I also saw in the VFR thread a reference to R.P.'s interview with Russert in which he actually denies that "Muslim fanaticism" is the problem when it comes to terrorism. Wow! (I did see it in the VFR thread originally, but now I can't find it there, so here's the partial transcript from a different link.) Now we're not only not allowed to say that Islam is the problem. We're even supposed to deny that Islamic extremism is the problem! No, according to R.P., the "litmus test" (for what?) is whether we are occupying Islamic "holy land." Uh-huh. It's all back to that "poor, poor Muslims. We've had troops stationed in Saudi Arabia, so what could OBL do over in Afghanistan but fly into a saffron-colored rage and send his charming boys to murder thousands of our citizens?"

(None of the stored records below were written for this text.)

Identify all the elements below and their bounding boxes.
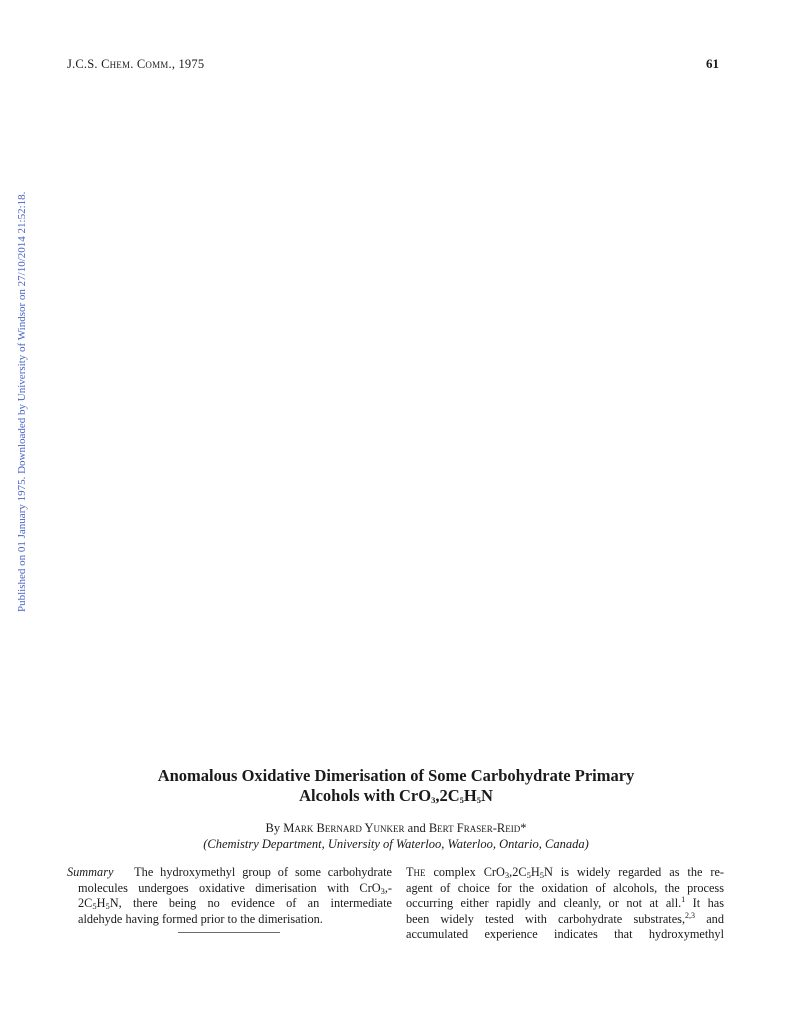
page-number: 61: [706, 56, 719, 71]
author-2: Bert Fraser-Reid: [428, 821, 521, 835]
download-watermark: Published on 01 January 1975. Downloaded by University of Windsor on 27/10/2014 21:52:18.: [16, 191, 28, 612]
body-paragraph: The complex $CrO_3,2C_5H_5N$ is widely regarded as the re- agent of choice for the oxidation of alcohols, the process occurring either rapidly and cleanly, or not at all.$^1$ It has been widely tested with carbohydrate substrates,$^{2,3}$ and accumulated experience indicates that hydroxymethyl: [406, 865, 724, 942]
author-byline: By Mark Bernard Yunker and Bert Fraser-Reid*: [265, 821, 527, 835]
article-title-line-1: Anomalous Oxidative Dimerisation of Some Carbohydrate Primary: [157, 766, 635, 785]
article-title-line-2: Alcohols with $CrO_3,2C_5H_5N$: [299, 786, 493, 805]
running-header-journal: J.C.S. Chem. Comm., 1975: [67, 57, 205, 71]
summary-separator-rule: [178, 932, 280, 933]
author-affiliation: (Chemistry Department, University of Waterloo, Waterloo, Ontario, Canada): [203, 837, 589, 851]
journal-name: Chem. Comm.: [101, 57, 172, 71]
summary-label: Summary: [67, 865, 114, 879]
summary-paragraph: Summary The hydroxymethyl group of some carbohydrate molecules undergoes oxidative dimerisation with CrO$_3$,- $2C_5H_5N$, there being no evidence of an intermediate aldehyde having formed prior to the dimerisation.: [67, 865, 392, 926]
author-1: Mark Bernard Yunker: [283, 821, 405, 835]
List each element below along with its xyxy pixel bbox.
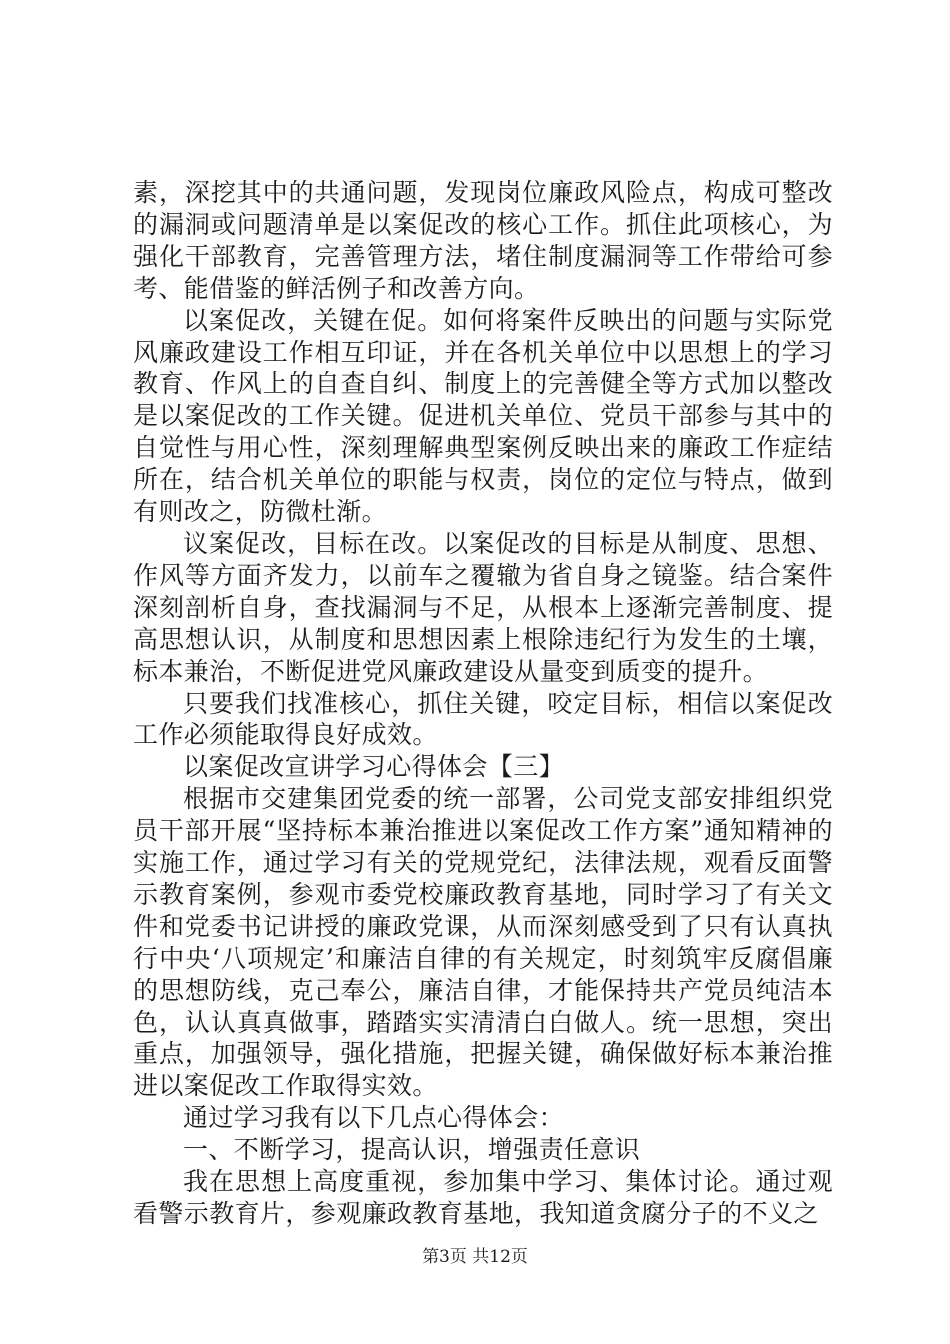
paragraph-4: 只要我们找准核心，抓住关键，咬定目标，相信以案促改工作必须能取得良好成效。	[133, 688, 833, 750]
paragraph-7: 我在思想上高度重视，参加集中学习、集体讨论。通过观看警示教育片，参观廉政教育基地，我知道贪腐分子的不义之	[133, 1167, 833, 1228]
section-heading: 以案促改宣讲学习心得体会【三】	[183, 752, 565, 782]
paragraph-2: 以案促改，关键在促。如何将案件反映出的问题与实际党风廉政建设工作相互印证，并在各机关单位中以思想上的学习教育、作风上的自查自纠、制度上的完善健全等方式加以整改是以案促改的工作关键。促进机关单位、党员干部参与其中的自觉性与用心性，深刻理解典型案例反映出来的廉政工作症结所在，结合机关单位的职能与权责，岗位的定位与特点，做到有则改之，防微杜渐。	[133, 305, 833, 527]
paragraph-5: 根据市交建集团党委的统一部署，公司党支部安排组织党员干部开展“坚持标本兼治推进以案促改工作方案”通知精神的实施工作，通过学习有关的党规党纪，法律法规，观看反面警示教育案例，参观市委党校廉政教育基地，同时学习了有关文件和党委书记讲授的廉政党课，从而深刻感受到了只有认真执行中央‘八项规定’和廉洁自律的有关规定，时刻筑牢反腐倡廉的思想防线，克己奉公，廉洁自律，才能保持共产党员纯洁本色，认认真真做事，踏踏实实清清白白做人。统一思想，突出重点，加强领导，强化措施，把握关键，确保做好标本兼治推进以案促改工作取得实效。	[133, 784, 833, 1101]
paragraph-3: 议案促改，目标在改。以案促改的目标是从制度、思想、作风等方面齐发力，以前车之覆辙为省自身之镜鉴。结合案件深刻剖析自身，查找漏洞与不足，从根本上逐渐完善制度、提高思想认识，从制度和思想因素上根除违纪行为发生的土壤，标本兼治，不断促进党风廉政建设从量变到质变的提升。	[133, 528, 833, 686]
page-footer: 第3页 共12页	[422, 1247, 528, 1267]
paragraph-1: 素，深挖其中的共通问题，发现岗位廉政风险点，构成可整改的漏洞或问题清单是以案促改的核心工作。抓住此项核心，为强化干部教育，完善管理方法，堵住制度漏洞等工作带给可参考、能借鉴的鲜活例子和改善方向。	[133, 178, 833, 303]
subheading-1: 一、不断学习，提高认识，增强责任意识	[183, 1135, 641, 1165]
paragraph-6: 通过学习我有以下几点心得体会：	[183, 1103, 565, 1133]
document-body	[133, 177, 833, 1230]
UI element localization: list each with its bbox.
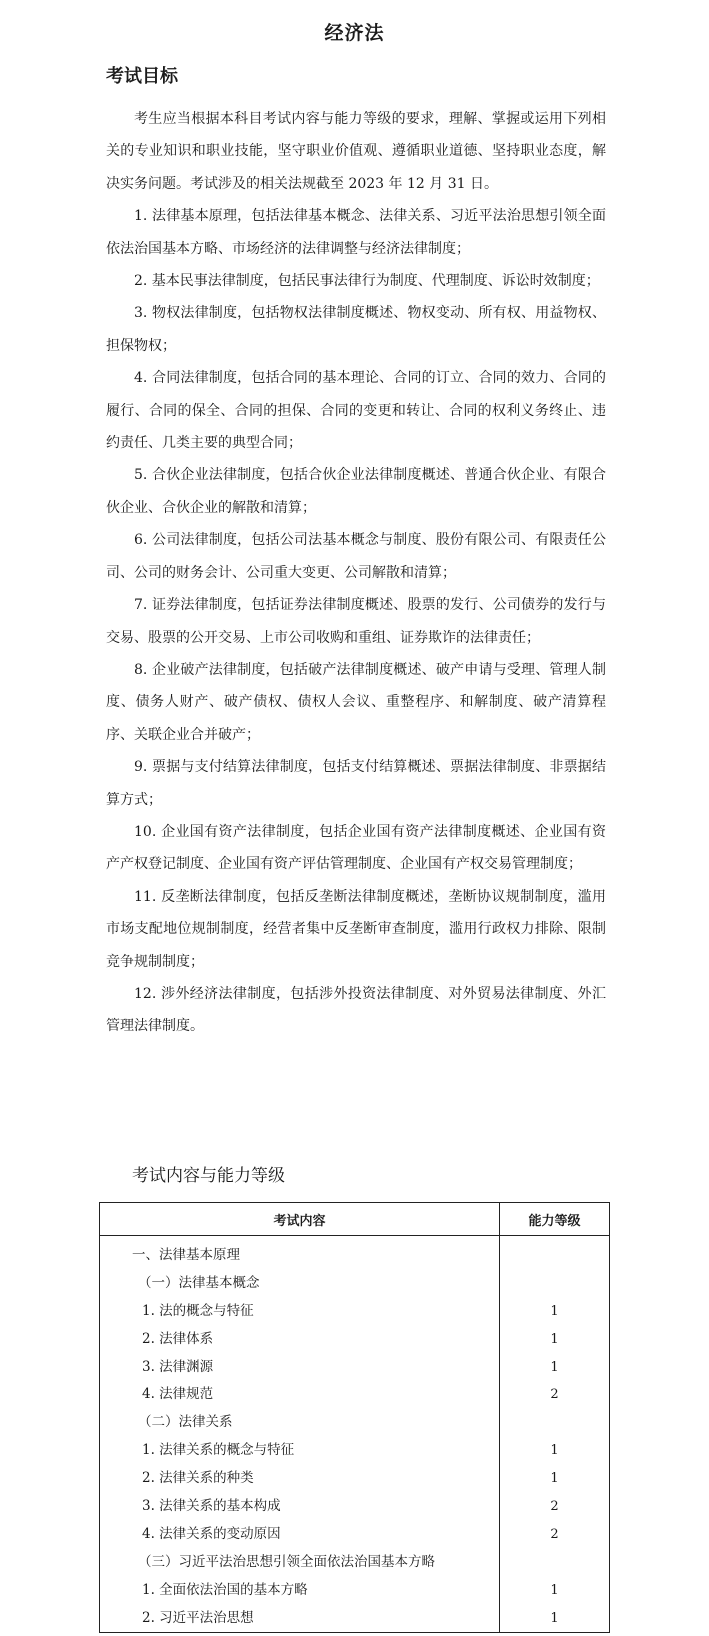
exam-content-table [99,1202,610,1633]
table-row-level: 1 [550,1471,559,1487]
objective-item-6: 6. 公司法律制度，包括公司法基本概念与制度、股份有限公司、有限责任公司、公司的财务会计、公司重大变更、公司解散和清算； [106,532,606,581]
table-row-level: 1 [550,1582,559,1598]
table-header-row [100,1203,610,1236]
table-row-level [500,1409,609,1437]
objective-item-5: 5. 合伙企业法律制度，包括合伙企业法律制度概述、普通合伙企业、有限合伙企业、合伙企业的解散和清算； [106,467,606,516]
section-heading-exam-objectives: 考试目标 [106,66,178,87]
objective-item-7: 7. 证券法律制度，包括证券法律制度概述、股票的发行、公司债券的发行与交易、股票的公开交易、上市公司收购和重组、证券欺诈的法律责任； [106,597,606,646]
table-row-content: （三）习近平法治思想引领全面依法治国基本方略 [138,1553,435,1570]
table-row-content: 1. 全面依法治国的基本方略 [142,1581,308,1598]
intro-paragraph: 考生应当根据本科目考试内容与能力等级的要求，理解、掌握或运用下列相关的专业知识和职业技能，坚守职业价值观、遵循职业道德、坚持职业态度，解决实务问题。考试涉及的相关法规截至 2023 年 12 月 31 日。 [106,111,606,192]
table-row-content: 3. 法律关系的基本构成 [142,1498,281,1515]
table-row-level: 1 [550,1610,559,1626]
table-row-level: 2 [550,1526,559,1542]
objective-item-11: 11. 反垄断法律制度，包括反垄断法律制度概述，垄断协议规制制度，滥用市场支配地位规制制度，经营者集中反垄断审查制度，滥用行政权力排除、限制竞争规制制度； [106,888,606,970]
document-title: 经济法 [324,22,385,44]
table-row-content: 1. 法律关系的概念与特征 [142,1442,295,1459]
table-row-level: 2 [550,1499,559,1515]
table-row-content: 2. 法律关系的种类 [142,1470,254,1487]
table-row-content: （一）法律基本概念 [138,1274,260,1291]
objective-item-3: 3. 物权法律制度，包括物权法律制度概述、物权变动、所有权、用益物权、担保物权； [106,305,606,354]
table-row-content: 4. 法律规范 [142,1386,214,1403]
table-row-content: 3. 法律渊源 [142,1358,214,1375]
table-row-level: 1 [550,1443,559,1459]
objective-item-4: 4. 合同法律制度，包括合同的基本理论、合同的订立、合同的效力、合同的履行、合同的保全、合同的担保、合同的变更和转让、合同的权利义务终止、违约责任、几类主要的典型合同； [106,370,606,452]
table-row-content: 1. 法的概念与特征 [142,1302,254,1319]
level-column [500,1236,610,1633]
content-column [100,1236,500,1633]
objective-item-9: 9. 票据与支付结算法律制度，包括支付结算概述、票据法律制度、非票据结算方式； [106,759,606,808]
section-heading-exam-content: 考试内容与能力等级 [132,1166,285,1186]
table-row-content: 4. 法律关系的变动原因 [142,1525,281,1542]
table-row-level: 2 [550,1387,559,1403]
table-row-content: 2. 习近平法治思想 [142,1609,254,1626]
table-row-level: 1 [550,1303,559,1319]
table-row-level [500,1549,609,1577]
table-row-content: （二）法律关系 [138,1414,233,1431]
objective-item-2: 2. 基本民事法律制度，包括民事法律行为制度、代理制度、诉讼时效制度； [134,273,600,290]
objective-item-8: 8. 企业破产法律制度，包括破产法律制度概述、破产申请与受理、管理人制度、债务人财产、破产债权、债权人会议、重整程序、和解制度、破产清算程序、关联企业合并破产； [106,661,606,743]
table-body-row [100,1236,610,1633]
table-row-content: 一、法律基本原理 [132,1247,240,1263]
objective-item-1: 1. 法律基本原理，包括法律基本概念、法律关系、习近平法治思想引领全面依法治国基本方略、市场经济的法律调整与经济法律制度； [106,208,606,257]
table-row-level [500,1242,609,1270]
table-row-level [500,1270,609,1298]
header-ability-level: 能力等级 [500,1203,610,1236]
header-exam-content: 考试内容 [100,1203,500,1236]
objective-item-10: 10. 企业国有资产法律制度，包括企业国有资产法律制度概述、企业国有资产产权登记制度、企业国有资产评估管理制度、企业国有产权交易管理制度； [106,823,606,873]
objective-item-12: 12. 涉外经济法律制度，包括涉外投资法律制度、对外贸易法律制度、外汇管理法律制度。 [106,985,606,1035]
objectives-body [106,103,606,1043]
table-row-content: 2. 法律体系 [142,1330,214,1347]
table-row-level: 1 [550,1331,559,1347]
table-row-level: 1 [550,1359,559,1375]
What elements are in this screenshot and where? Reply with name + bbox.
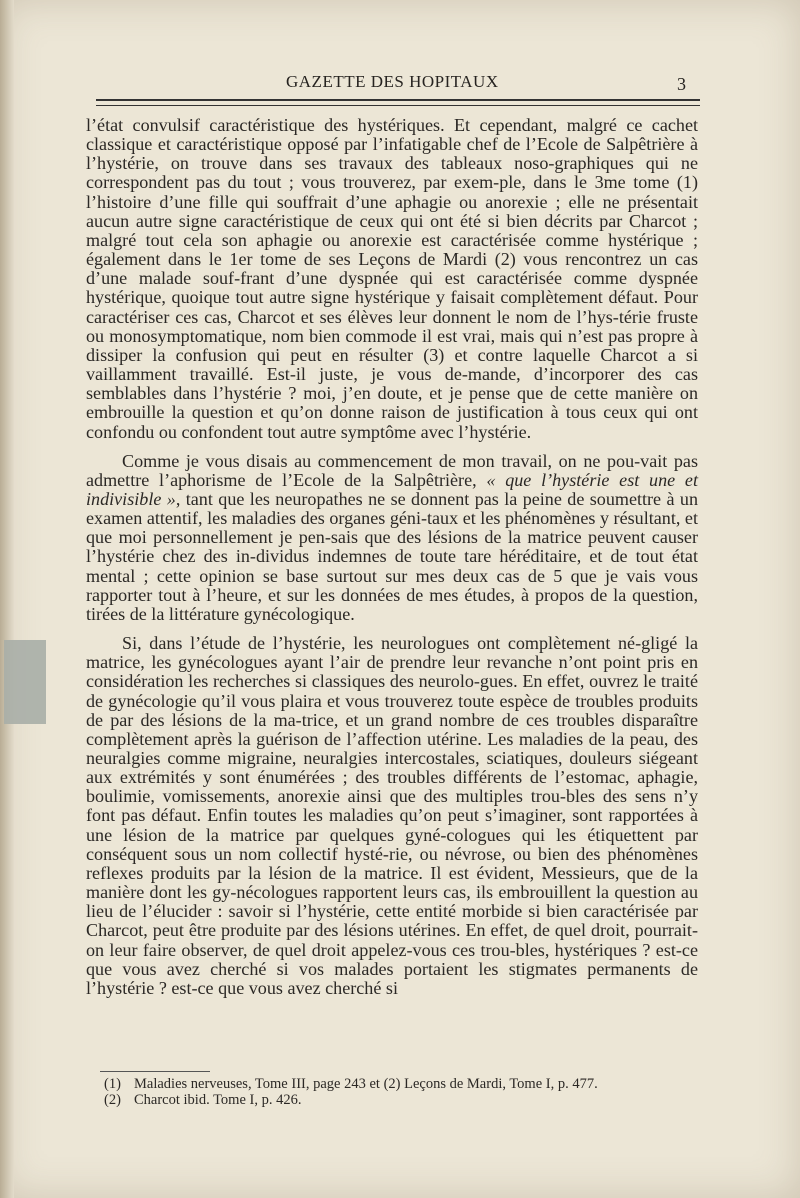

Auster makes what is to my mind an extremely shrewd comment. He says that since paleolibertarian ideologues (but I repeat myself) hate the U.S. government because of interventionist foreign policy, they assume that the Islamists are like themselves and hate the U.S. government for the same reason. I also thought this comment was extremely good: "As I've been pointing out for years, scratch a person who claims merely to want the U.S. to be neutral and uninvolved vis a vis Israel and her enemies, and 99 times out of a hundred you'll find something else."

To me this is all something of a relief. After all, no one can accuse Auster, of all people, of being a war-mongering Bushite yes-man! Not by a long shot. But he has the paleos' number.

Oh, I almost forgot. For humor value, here's a great Don Feder post giving sample honest campaign ads for all the candidates. If you are a liberal, you won't like it. If you are a conservative, you will find it very funny.

Update (correction): Christopher points out in the comments that the interview I have linked for RP is actually with John Stossel, not Tim Russert. I apologize for the error and even more for the carelessness that led to the error.